時は明治時代末期、東京府(現:東京都)が多摩川の水源確保・水量安定化を目的として上流域の山林を買い入れました。

当時の山野は江戸末期から明治時代にかけて行われた焼き畑農業による山火事や、燃料として薪の乱伐によって荒れ果てていたそうです。

大きな木や林に乏しいため保水能力が低く、大雨が降ると山崩れを起こして多摩川はしばしば氾濫し、少し雨が降らなければすぐに干上がって深刻な水不足に見舞われました。
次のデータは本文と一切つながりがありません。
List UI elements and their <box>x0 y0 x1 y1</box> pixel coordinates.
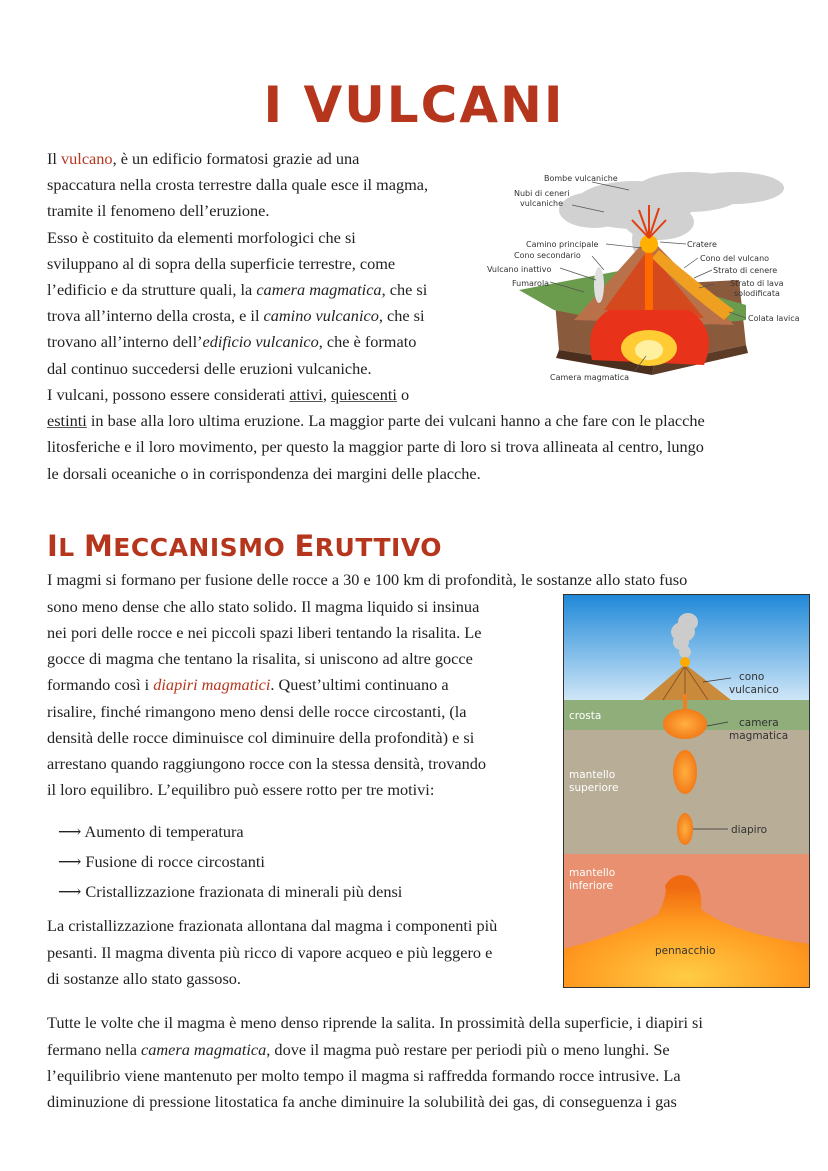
term-attivi: attivi <box>289 385 323 404</box>
p1-line-9: il loro equilibro. L’equilibro può essere rotto per tre motivi: <box>47 780 435 799</box>
label-cono-2: vulcanico <box>729 684 779 696</box>
label-strato-lava-1: Strato di lava <box>730 279 784 288</box>
p1-line-4: gocce di magma che tentano la risalita, si uniscono ad altre gocce <box>47 649 473 668</box>
intro-line-8: trovano all’interno dell’edificio vulcanico, che è formato <box>47 332 417 351</box>
list-item: ⟶ Aumento di temperatura <box>58 822 244 841</box>
p3-line-1: Tutte le volte che il magma è meno denso riprende la salita. In prossimità della superficie, i diapiri si <box>47 1013 703 1032</box>
p2-line-3: di sostanze allo stato gassoso. <box>47 969 241 988</box>
label-vulcano-inattivo: Vulcano inattivo <box>487 265 552 274</box>
p1-line-1: I magmi si formano per fusione delle rocce a 30 e 100 km di profondità, le sostanze allo stato fuso <box>47 570 688 589</box>
page-title: I VULCANI <box>263 76 565 134</box>
p1-line-7: densità delle rocce diminuisce col diminuire della profondità) e si <box>47 728 475 747</box>
magma-chamber-blob <box>663 709 707 739</box>
label-mantello-inferiore-1: mantello <box>569 867 616 879</box>
p3-line-3: l’equilibrio viene mantenuto per molto tempo il magma si raffredda formando rocce intrusive. La <box>47 1066 681 1085</box>
intro-line-13: le dorsali oceaniche o in corrispondenza dei margini delle placche. <box>47 464 481 483</box>
diapir-diagram <box>563 594 810 988</box>
label-strato-cenere: Strato di cenere <box>713 266 778 275</box>
label-cono-1: cono <box>739 671 765 683</box>
label-nubi-2: vulcaniche <box>520 199 564 208</box>
label-camera: Camera magmatica <box>550 373 630 382</box>
label-mantello-superiore-2: superiore <box>569 782 619 794</box>
p2-line-2: pesanti. Il magma diventa più ricco di vapore acqueo e più leggero e <box>47 943 493 962</box>
intro-line-2: spaccatura nella crosta terrestre dalla quale esce il magma, <box>47 175 429 194</box>
label-pennacchio: pennacchio <box>655 945 716 957</box>
label-fumarola: Fumarola <box>512 279 550 288</box>
intro-line-7: trova all’interno della crosta, e il camino vulcanico, che si <box>47 306 425 325</box>
p1-line-6: risalire, finché rimangono meno densi delle rocce circostanti, (la <box>47 702 467 721</box>
label-mantello-superiore-1: mantello <box>569 769 616 781</box>
label-crosta: crosta <box>569 710 602 722</box>
term-camera-magmatica: camera magmatica <box>256 280 382 299</box>
label-bombe: Bombe vulcaniche <box>544 174 618 183</box>
list-item: ⟶ Fusione di rocce circostanti <box>58 852 265 871</box>
term-diapiri-magmatici: diapiri magmatici <box>153 675 271 694</box>
term-quiescenti: quiescenti <box>330 385 397 404</box>
volcano-diagram <box>484 160 814 388</box>
term-vulcano: vulcano <box>61 149 113 168</box>
label-camino: Camino principale <box>526 240 599 249</box>
intro-line-3: tramite il fenomeno dell’eruzione. <box>47 201 270 220</box>
p2-line-1: La cristallizzazione frazionata allontana dal magma i componenti più <box>47 916 498 935</box>
label-cratere: Cratere <box>687 240 717 249</box>
label-cono-vulcano: Cono del vulcano <box>700 254 770 263</box>
term-edificio-vulcanico: edificio vulcanico <box>202 332 319 351</box>
intro-line-1: Il vulcano, è un edificio formatosi grazie ad una <box>47 149 360 168</box>
p1-line-8: arrestano quando raggiungono rocce con la stessa densità, trovando <box>47 754 486 773</box>
intro-line-4: Esso è costituito da elementi morfologici che si <box>47 228 356 247</box>
label-mantello-inferiore-2: inferiore <box>569 880 613 892</box>
term-camera-magmatica-2: camera magmatica <box>141 1040 267 1059</box>
p1-line-3: nei pori delle rocce e nei piccoli spazi liberi tentando la risalita. Le <box>47 623 482 642</box>
intro-line-9: dal continuo succedersi delle eruzioni vulcaniche. <box>47 359 372 378</box>
term-camino-vulcanico: camino vulcanico <box>263 306 379 325</box>
diapir-lower <box>677 813 693 845</box>
label-nubi-1: Nubi di ceneri <box>514 189 570 198</box>
intro-line-12: litosferiche e il loro movimento, per questo la maggior parte di loro si trova allineata al centro, lungo <box>47 437 704 456</box>
p1-line-5: formando così i diapiri magmatici. Quest’ultimi continuano a <box>47 675 449 694</box>
intro-line-11: estinti in base alla loro ultima eruzione. La maggior parte dei vulcani hanno a che fare con le placche <box>47 411 705 430</box>
p3-line-4: diminuzione di pressione litostatica fa anche diminuire la solubilità dei gas, di conseguenza i gas <box>47 1092 677 1111</box>
label-colata: Colata lavica <box>748 314 800 323</box>
section-heading-meccanismo: IL MECCANISMO ERUTTIVO <box>47 529 442 563</box>
label-diapiro: diapiro <box>731 824 768 836</box>
diapir-upper <box>673 750 697 794</box>
label-strato-lava-2: solodificata <box>734 289 780 298</box>
label-cono-secondario: Cono secondario <box>514 251 581 260</box>
intro-line-5: sviluppano al di sopra della superficie terrestre, come <box>47 254 396 273</box>
term-estinti: estinti <box>47 411 87 430</box>
p1-line-2: sono meno dense che allo stato solido. Il magma liquido si insinua <box>47 597 480 616</box>
p3-line-2: fermano nella camera magmatica, dove il magma può restare per periodi più o meno lunghi. Se <box>47 1040 670 1059</box>
label-camera-1: camera <box>739 717 779 729</box>
causes-list <box>58 817 402 907</box>
intro-line-6: l’edificio e da strutture quali, la camera magmatica, che si <box>47 280 428 299</box>
list-item: ⟶ Cristallizzazione frazionata di minerali più densi <box>58 882 403 901</box>
label-camera-2: magmatica <box>729 730 789 742</box>
intro-line-10: I vulcani, possono essere considerati attivi, quiescenti o <box>47 385 410 404</box>
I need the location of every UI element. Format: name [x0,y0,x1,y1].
これでは都民の生活が豊かにならない。そう考えた当局は、すっかり砂漠化してしまった山々に植樹を行い、およそ一世紀の歳月をかけて豊かな森を取り戻したのでした。

まず、砂地ばかりで気温の低い土地でも育ってくれる針葉樹や、地表近くに広く根を張って地滑りを防いでくれる笹を植えてから、野生動物の餌となる実をならせる広葉樹をじっくりと育てる下ごしらえをするなど、自然の特性を活かした知恵と創意工夫が投入されたことが遊歩道の案内板に紹介されています。

こうした先人たちの努力が、今でも所々にむき出しとなっている砂地の地層に垣間見ることができます。